North Craven Heritage Trust |
|
Leader J.M. Hughes
We assembled in the Waterfalls car park, for a walk around the nearly 5-mile
circuit, with a 500 million year geological slant. We started on the present-day
surface lying directly over Coal Measures of about 320 million years ago,
although there was nothing spectacular to see amidst the greenery and
the metalled surface of the car park apart from the sadly-damaged stone
viaduct which used to carry the mineral railway siding. Shortly into the
walk, we came to outcrops of limestone which the mineral railway had been
built to exploit, both in the raw state and processed into quicklime in
the Hoffman lime kiln situated a short distance away on the far bank between
the two tributaries of the Greta.
Carrying on beside the River Doe (not the Twiss, which despite the Ordnance
Survey is actually the eastern branch) we passed the coin-encrusted arched trunk
of a fallen tree, crossed the river and came in sight of the towering faces of
the old Pecca Quarry.
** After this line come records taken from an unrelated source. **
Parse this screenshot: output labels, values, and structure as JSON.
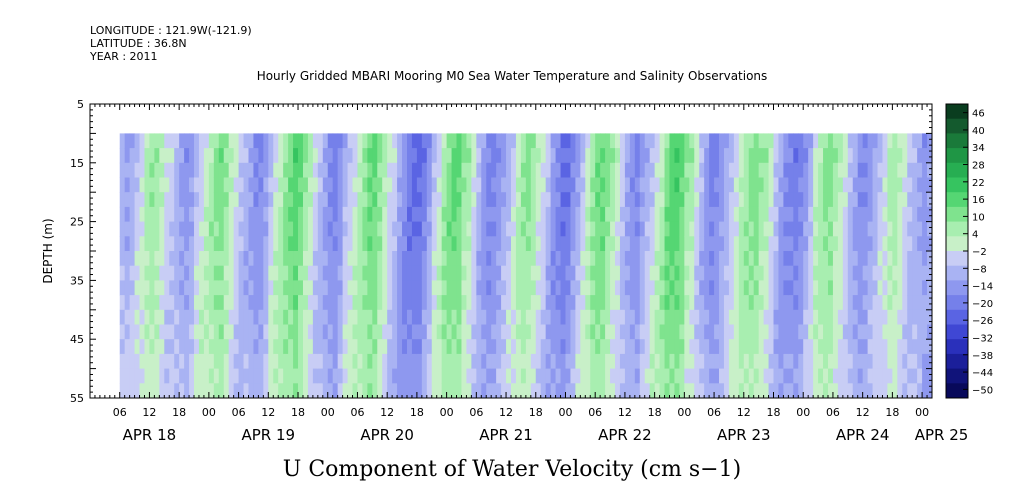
{
  "header": {
    "longitude": "LONGITUDE : 121.9W(-121.9)",
    "latitude": "LATITUDE : 36.8N",
    "year": "YEAR : 2011"
  },
  "chart_data": {
    "type": "heatmap",
    "title": "Hourly Gridded MBARI Mooring M0 Sea Water Temperature and Salinity Observations",
    "xlabel": "U Component of Water Velocity (cm s−1)",
    "ylabel": "DEPTH (m)",
    "y_range": [
      5,
      55
    ],
    "y_ticks": [
      "5",
      "15",
      "25",
      "35",
      "45",
      "55"
    ],
    "data_depth_range": [
      10,
      55
    ],
    "x_range_hours": [
      0,
      170
    ],
    "data_start_hour": 6,
    "hour_tick_labels": [
      "06",
      "12",
      "18",
      "00",
      "06",
      "12",
      "18",
      "00",
      "06",
      "12",
      "18",
      "00",
      "06",
      "12",
      "18",
      "00",
      "06",
      "12",
      "18",
      "00",
      "06",
      "12",
      "18",
      "00",
      "06",
      "12",
      "18",
      "00"
    ],
    "day_labels": [
      "APR 18",
      "APR 19",
      "APR 20",
      "APR 21",
      "APR 22",
      "APR 23",
      "APR 24",
      "APR 25"
    ],
    "colorbar_labels": [
      "46",
      "40",
      "34",
      "28",
      "22",
      "16",
      "10",
      "4",
      "−2",
      "−8",
      "−14",
      "−20",
      "−26",
      "−32",
      "−38",
      "−44",
      "−50"
    ],
    "colorbar_colors": [
      "#0a3d1f",
      "#145a2e",
      "#1a7a3a",
      "#1f9645",
      "#27ae52",
      "#36c460",
      "#55d673",
      "#7fe38e",
      "#a8eeb0",
      "#c8f0c8",
      "#c8cdf5",
      "#a9b3f3",
      "#8e98ef",
      "#7580ea",
      "#5a64e3",
      "#3f47d4",
      "#2a30bb",
      "#1b1f9a",
      "#10137a",
      "#08095a"
    ],
    "pattern_columns_hourly": [
      -8,
      -12,
      -10,
      -6,
      -2,
      4,
      8,
      10,
      6,
      2,
      -2,
      -6,
      -10,
      -14,
      -12,
      -8,
      -4,
      0,
      6,
      12,
      14,
      10,
      6,
      2,
      -2,
      -6,
      -10,
      -14,
      -16,
      -12,
      -8,
      -4,
      2,
      8,
      14,
      18,
      16,
      12,
      8,
      2,
      -4,
      -10,
      -14,
      -18,
      -14,
      -10,
      -6,
      -2,
      4,
      10,
      14,
      16,
      12,
      8,
      4,
      -2,
      -8,
      -12,
      -16,
      -20,
      -24,
      -20,
      -14,
      -8,
      -2,
      4,
      10,
      16,
      18,
      14,
      8,
      2,
      -4,
      -10,
      -14,
      -18,
      -16,
      -12,
      -8,
      -4,
      2,
      8,
      12,
      10,
      6,
      2,
      -4,
      -10,
      -14,
      -18,
      -22,
      -18,
      -12,
      -6,
      0,
      6,
      12,
      16,
      14,
      10,
      4,
      -2,
      -8,
      -12,
      -16,
      -14,
      -10,
      -6,
      -2,
      4,
      10,
      16,
      20,
      18,
      14,
      8,
      2,
      -4,
      -10,
      -16,
      -18,
      -14,
      -10,
      -6,
      -2,
      2,
      6,
      10,
      14,
      12,
      8,
      4,
      -2,
      -8,
      -12,
      -16,
      -20,
      -18,
      -14,
      -8,
      -2,
      4,
      10,
      14,
      10,
      6,
      2,
      -4,
      -8,
      -12,
      -16,
      -14,
      -10,
      -6,
      -2,
      4,
      8,
      6,
      2,
      -2,
      -6,
      -10,
      -14,
      -12,
      -8,
      -4,
      0
    ]
  }
}
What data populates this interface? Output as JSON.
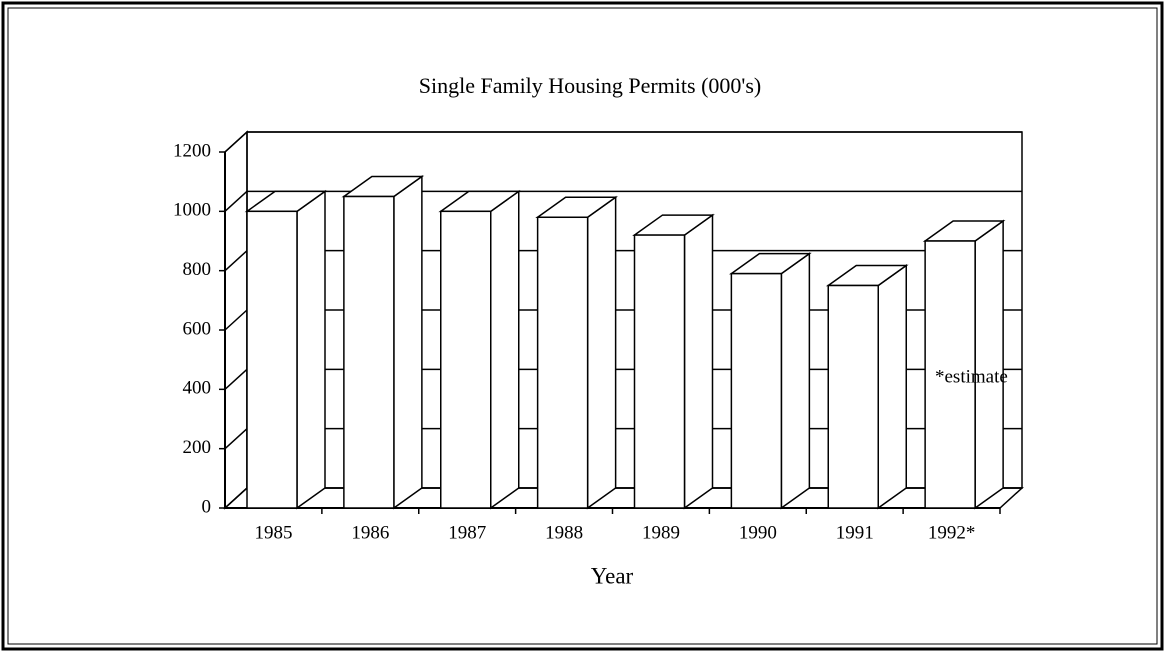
{
  "chart_data": {
    "type": "bar3d",
    "title": "Single Family Housing Permits (000's)",
    "x_label": "Year",
    "categories": [
      "1985",
      "1986",
      "1987",
      "1988",
      "1989",
      "1990",
      "1991",
      "1992*"
    ],
    "values": [
      1000,
      1050,
      1000,
      980,
      920,
      790,
      750,
      900
    ],
    "color": "#ffffff",
    "ylim": [
      0,
      1200
    ],
    "yticks": [
      0,
      200,
      400,
      600,
      800,
      1000,
      1200
    ],
    "grid": true,
    "annotation": "*estimate"
  }
}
The path crossed back to the West bank and went past the
entrance to the quarry.
Then we came to Thornton Force, and the remarkable sight of the stream
cascading over a shelf of horizontally-bedded rocks, to land on the edges of
rocks standing vertically. A not-too-difficult scramble took some members
underneath the waterfall, to see at close quarters the actual junction (known as
an unconformity) between the two rock formations. Shortly afterwards the path
crossed again to the eastern bank, and we reached the old trackway between
Kingsdale and Twistleton, where the ice-cream caravan provided welcome
refreshment. On through Beezley's Farm to the River Twiss which descends through
a series of gorges in the vertically-bedded Ingletonian rock. We descended to
the stream, and then it was up and down and up and down, over to the eastern
bank, and past a series of disused quarries with the area of the present-day
working quarry fenced off high above. In the Spring this area is a mass of
bluebells.
The track emerged from the wood quite high above the river, and on the far
side massive beds of limestone appeared dipping steeply downhill. We were
looking at the quarry faces left behind after masses of rock had been quarried
away. The remains of the Hoffman kiln could just be picked out amongst the
vegetation below the cliffs.
Numerous geological students were also to be seen, scrambling here and there
and along the bed of the river, where no doubt they obtained a more intimate
impression of the geology of this part of the walk that we could hope
for from the comfort of the footpath above. The path led on into Ingleton.